Édouard Louis und Ken Loach verstehen sich. Zwar trennen den jungen französischen Schriftsteller und den großen alten Filmregisseur aus England 55 Lebensjahre. Stärker fällt aber die gemeinsame Herkunft aus dem Arbeitermilieu und aus sozialer Armut ins Gewicht. Loach wurde mit Filmen über die englische Arbeiterklasse, über die Perspektivlosigkeit der Jugend oder über den irischen Freiheitskampf berühmt. Seine Protagonisten gehören stets zu den Unterdrückten und den Opfern von Herrschaft und Gewalt.

Édouard Louis schreibt immer über sich selbst und seine Familie, über seine Homosexualität und das Außenseitertum, das er deshalb von klein auf durchlebte. Gewalt richtet sich bei ihm nicht nur von oben nach unten. Sie ist auch etwas, das sich die Menschen am unteren Rand der Gesellschaft gegenseitig zufügen.

Vereint in der Ablehnung des ausbeuterischen Kapitalismus und in der Kritik am Staat

Um diese kleine, aber bedeutende Differenz kreist das Gespräch der beiden, das nun in Buchform vorliegt, immer wieder. Loach neigt zu eher traditionalistischen, klassenkämpferischen Vorstellungen. Er plädiert für die Stärkung von Solidargemeinschaften wie etwa der Gewerkschaft, während Louis darauf verweist, dass Gemeinschaften auch toxisch sein können. Deshalb müsse jedes Individuum das Recht haben, sein Herkunftsmilieu zu verlassen. Darüber schrieb er in seinem letzten Buch "Anleitung ein anderer zu werden" am eigenen Beispiel.

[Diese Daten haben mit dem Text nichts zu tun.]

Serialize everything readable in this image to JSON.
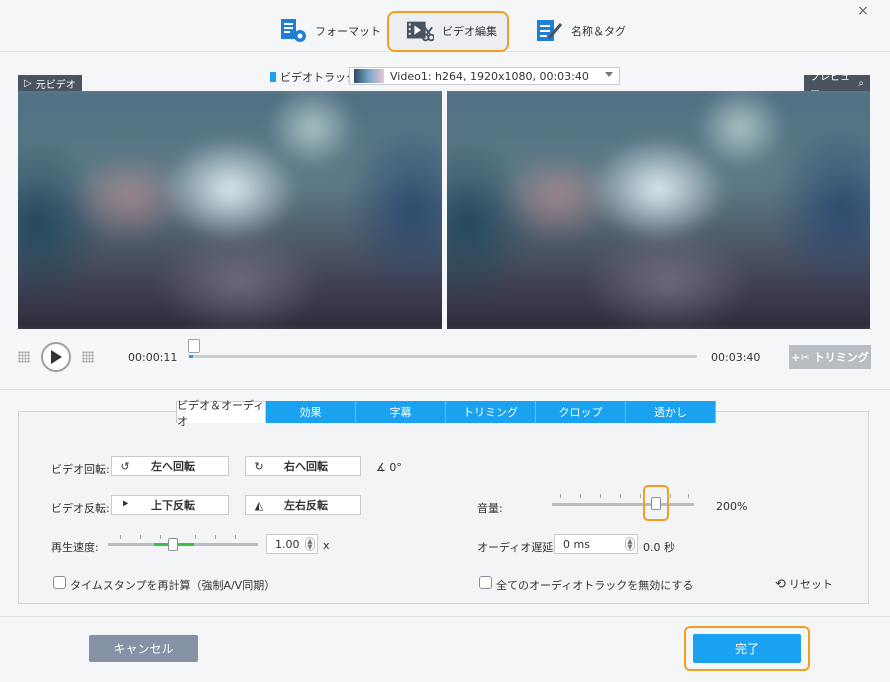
{
  "top_tabs": [
    {
      "label": "フォーマット",
      "icon": "format-settings-icon"
    },
    {
      "label": "ビデオ編集",
      "icon": "video-edit-icon"
    },
    {
      "label": "名称＆タグ",
      "icon": "name-tag-icon"
    }
  ],
  "close_symbol": "×",
  "video_track": {
    "label": "ビデオトラック:",
    "value": "Video1: h264, 1920x1080, 00:03:40"
  },
  "panels": {
    "original_label": "元ビデオ",
    "preview_label": "プレビュー"
  },
  "playback": {
    "current_time": "00:00:11",
    "total_time": "00:03:40",
    "trim_label": "トリミング"
  },
  "edit_tabs": [
    "ビデオ＆オーディオ",
    "効果",
    "字幕",
    "トリミング",
    "クロップ",
    "透かし"
  ],
  "video": {
    "rotate_label": "ビデオ回転:",
    "rotate_left": "左へ回転",
    "rotate_right": "右へ回転",
    "rotation_angle": "0°",
    "flip_label": "ビデオ反転:",
    "flip_vertical": "上下反転",
    "flip_horizontal": "左右反転",
    "speed_label": "再生速度:",
    "speed_value": "1.00",
    "speed_unit": "x",
    "timestamp_label": "タイムスタンプを再計算（強制A/V同期）"
  },
  "audio": {
    "volume_label": "音量:",
    "volume_value": "200%",
    "delay_label": "オーディオ遅延:",
    "delay_value": "0 ms",
    "delay_seconds": "0.0 秒",
    "disable_label": "全てのオーディオトラックを無効にする",
    "reset_label": "リセット"
  },
  "footer": {
    "cancel": "キャンセル",
    "done": "完了"
  },
  "colors": {
    "accent_blue": "#1aa1f0",
    "highlight_orange": "#f0a020",
    "cancel_gray": "#8591a4",
    "speed_green": "#3cc04a"
  }
}
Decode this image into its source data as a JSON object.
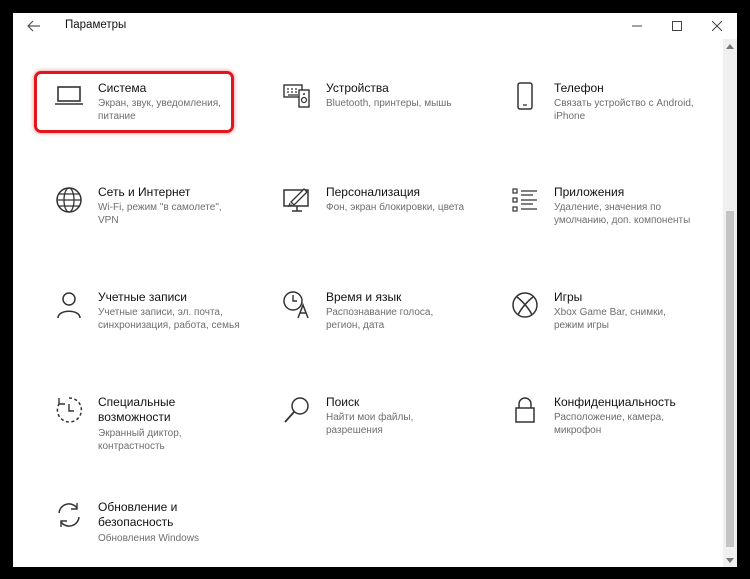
{
  "window": {
    "title": "Параметры"
  },
  "tiles": [
    {
      "title": "Система",
      "desc1": "Экран, звук, уведомления,",
      "desc2": "питание",
      "icon": "laptop-icon"
    },
    {
      "title": "Устройства",
      "desc1": "Bluetooth, принтеры, мышь",
      "desc2": "",
      "icon": "devices-icon"
    },
    {
      "title": "Телефон",
      "desc1": "Связать устройство с Android,",
      "desc2": "iPhone",
      "icon": "phone-icon"
    },
    {
      "title": "Сеть и Интернет",
      "desc1": "Wi-Fi, режим \"в самолете\",",
      "desc2": "VPN",
      "icon": "globe-icon"
    },
    {
      "title": "Персонализация",
      "desc1": "Фон, экран блокировки, цвета",
      "desc2": "",
      "icon": "personalization-icon"
    },
    {
      "title": "Приложения",
      "desc1": "Удаление, значения по",
      "desc2": "умолчанию, доп. компоненты",
      "icon": "apps-list-icon"
    },
    {
      "title": "Учетные записи",
      "desc1": "Учетные записи, эл. почта,",
      "desc2": "синхронизация, работа, семья",
      "icon": "person-icon"
    },
    {
      "title": "Время и язык",
      "desc1": "Распознавание голоса,",
      "desc2": "регион, дата",
      "icon": "time-language-icon"
    },
    {
      "title": "Игры",
      "desc1": "Xbox Game Bar, снимки,",
      "desc2": "режим игры",
      "icon": "xbox-icon"
    },
    {
      "title1": "Специальные",
      "title2": "возможности",
      "desc1": "Экранный диктор,",
      "desc2": "контрастность",
      "icon": "accessibility-icon"
    },
    {
      "title": "Поиск",
      "desc1": "Найти мои файлы,",
      "desc2": "разрешения",
      "icon": "search-icon"
    },
    {
      "title": "Конфиденциальность",
      "desc1": "Расположение, камера,",
      "desc2": "микрофон",
      "icon": "lock-icon"
    },
    {
      "title1": "Обновление и",
      "title2": "безопасность",
      "desc1": "Обновления Windows",
      "desc2": "",
      "icon": "sync-icon"
    }
  ],
  "colors": {
    "highlight": "#e0161c",
    "icon": "#333333",
    "secondary_text": "#6e6e6e"
  }
}
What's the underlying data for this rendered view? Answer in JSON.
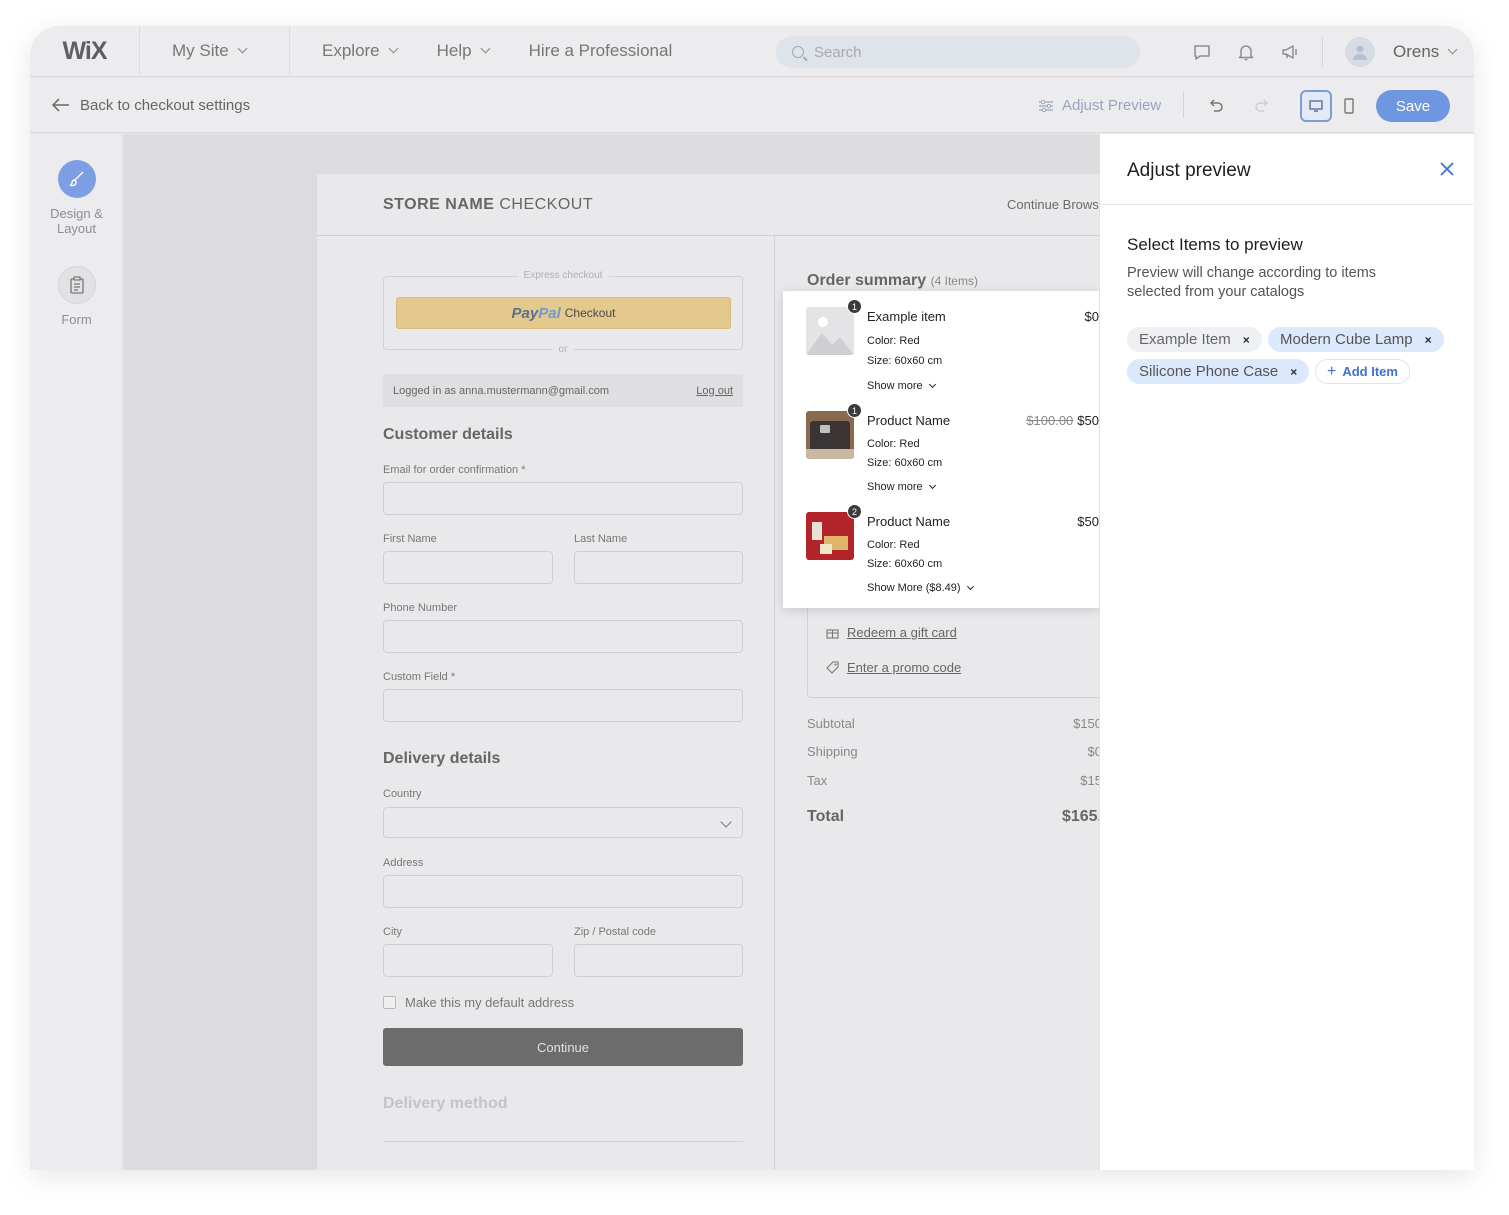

Doch beide treffen sich sofort wieder in ihrer Ablehnung des ausbeuterischen Kapitalismus und in der Kritik am Staat, dem es ums Funktionieren der Wirtschaft und nicht um die Entfaltungsmöglichkeiten der Einzelnen gehe. Loach spricht von der systematischen "Grausamkeit", die darin liege, Arbeitslose möglichst schlecht zu stellen, damit andere aus Sorge ums Überleben eine schlecht bezahlte und unwürdige Arbeit anzunehmen bereit sind. Sein Schlüsselbegriff ist "Sicherheit". Nur dann, wenn Menschen abgesichert sind, können sie auch tolerant und friedlich sein.

Versagen der linken Parteien und der Sozialdemokratie

Beide sind sich einig darin, dass die linken Parteien, die Sozialdemokratie vor allem, versagt haben, weil sie die Armen und die Arbeiterschaft sich selbst überlassen haben. Dieses Versäumnis können die rechtsradikalen Populisten europaweit ausnützen, indem sie zwar die Sorgen und das Sicherheitsbedürfnis der Depravierten aufgreifen, doch nicht auf Solidarität, sondern im Gegenteil auf Entsolidarisierung setzen. Dann sind nicht die Herrschenden der Gegner, sondern die anderen Armen.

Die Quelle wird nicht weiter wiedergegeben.